After eight consecutive quarters of negative GDP growth, Russian GDP grew 0.3 percent in Q4 from a yearago. The topline figure was notably boosted by net exports, a trend we look to continue.

Finally Emerging From Recession

Recently released data reveal that the Russian economy expanded 0.3 percent in Q4-2016, snapping a two year streak in which GDP growth was negative every quarter. The reading was in line with consensus expectations. Examining the trends in the underlying GDP components suggest that Russia’s economy has bottomed out and should return to positive GDP growth through 2017 and 2018. Personal consumption was less of a drag in Q4, slicing off just 1.6 percentage points, the lowest amount subtracted in the previous eight quarters. Inflationary pressures likely took a big bite out of real disposable income, which hampers growth in personal consumption.
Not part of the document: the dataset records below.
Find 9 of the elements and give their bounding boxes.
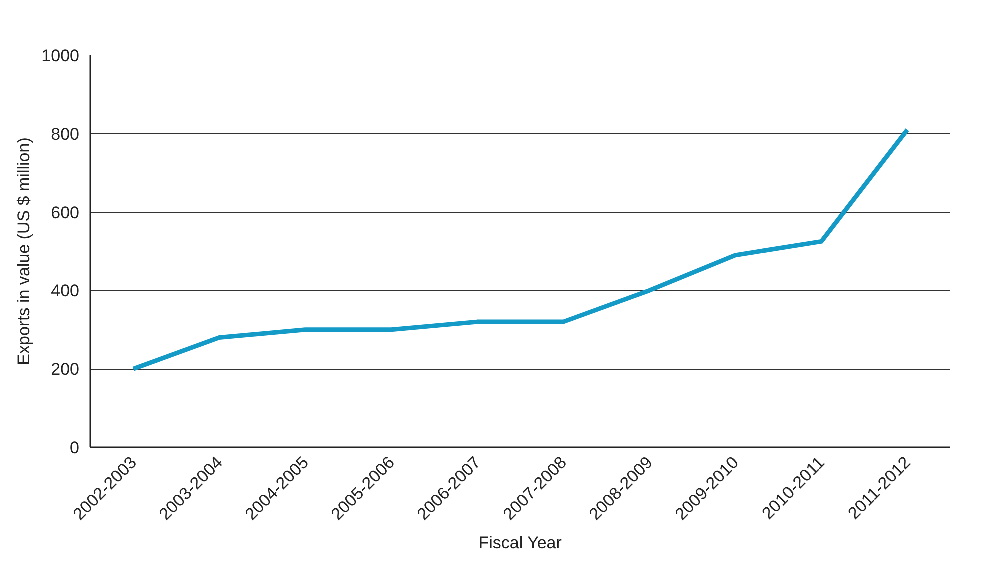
y-tick-label: 200 (51, 360, 80, 380)
x-axis-title: Fiscal Year (478, 533, 562, 552)
y-tick-label: 600 (51, 203, 80, 222)
y-tick-label: 400 (51, 282, 80, 301)
y-tick-label: 800 (51, 124, 80, 144)
y-axis-title: Exports in value (US $ million) (14, 138, 34, 366)
y-tick-label: 0 (70, 438, 80, 458)
y-tick-label: 1000 (42, 46, 80, 66)
line-series (131, 128, 910, 372)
Likewise, investment spending dragged down GDP growth just 0.1 percentage points, after averaging a -1.1 percentage point contribution the previous eight quarters.
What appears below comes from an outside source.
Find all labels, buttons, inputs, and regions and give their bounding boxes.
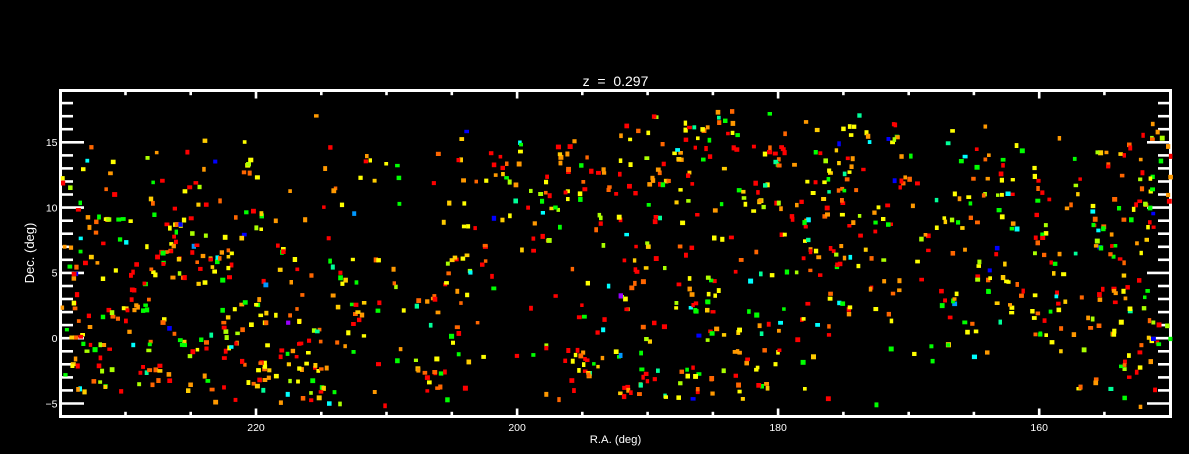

Net exports, on the other hand, boosted the headline figure 1.0 percentage points. While exports are growing at a solid pace, increasing 3.7 percent on the quarter, the contribution of trade to GDP is largely a function of Russia’s weak import sector. Imports contracted 25.8 percent and 3.8 percent in 2015 and 2016, respectively. Although we expect import growth to return to positive territory in Q2-2017, we also expect net exports to continue to add to topline growth.

The prolonged softness in the import sector can partially be explained by the weakness of the Russian ruble, which is down roughly 60 percent against the dollar since mid-2014. The value of the Russian ruble closely traces the price of oil, one of Russia’s most important exports. Therefore it is no surprise that as the price of oil fell in 2014 the ruble depreciated sharply. However, the price of oil is showing signs of stability and the ruble is following suite, which should help rein in inflation. Inflationary pressures skyrocketed in 2015 and 2016, and are now slowly subsiding. The rapid rise in inflation, as shown by consumer price index graph (bottom), hampered growth in consumers’ real disposable income, which weighed on real consumer spending. We expect the Russian CPI to rise 4.4 percent in 2017 and 4.5 percent in 2018.

As inflation becomes less of a problem for the Russian consumer, the central bank may begin to ease policy going forward. Against the backdrop of a Federal Reserve, which is expected to hike rates two more times this year, and a likely accommodative Russian central bank, our currency strategy team expects the ruble to weaken modestly. Reducing interest rates in an environment with relatively stable prices could help spur some much needed business investment. We expect Russian GDP to grow 1.4 percent in 2017 and 2.1 percent in 2018.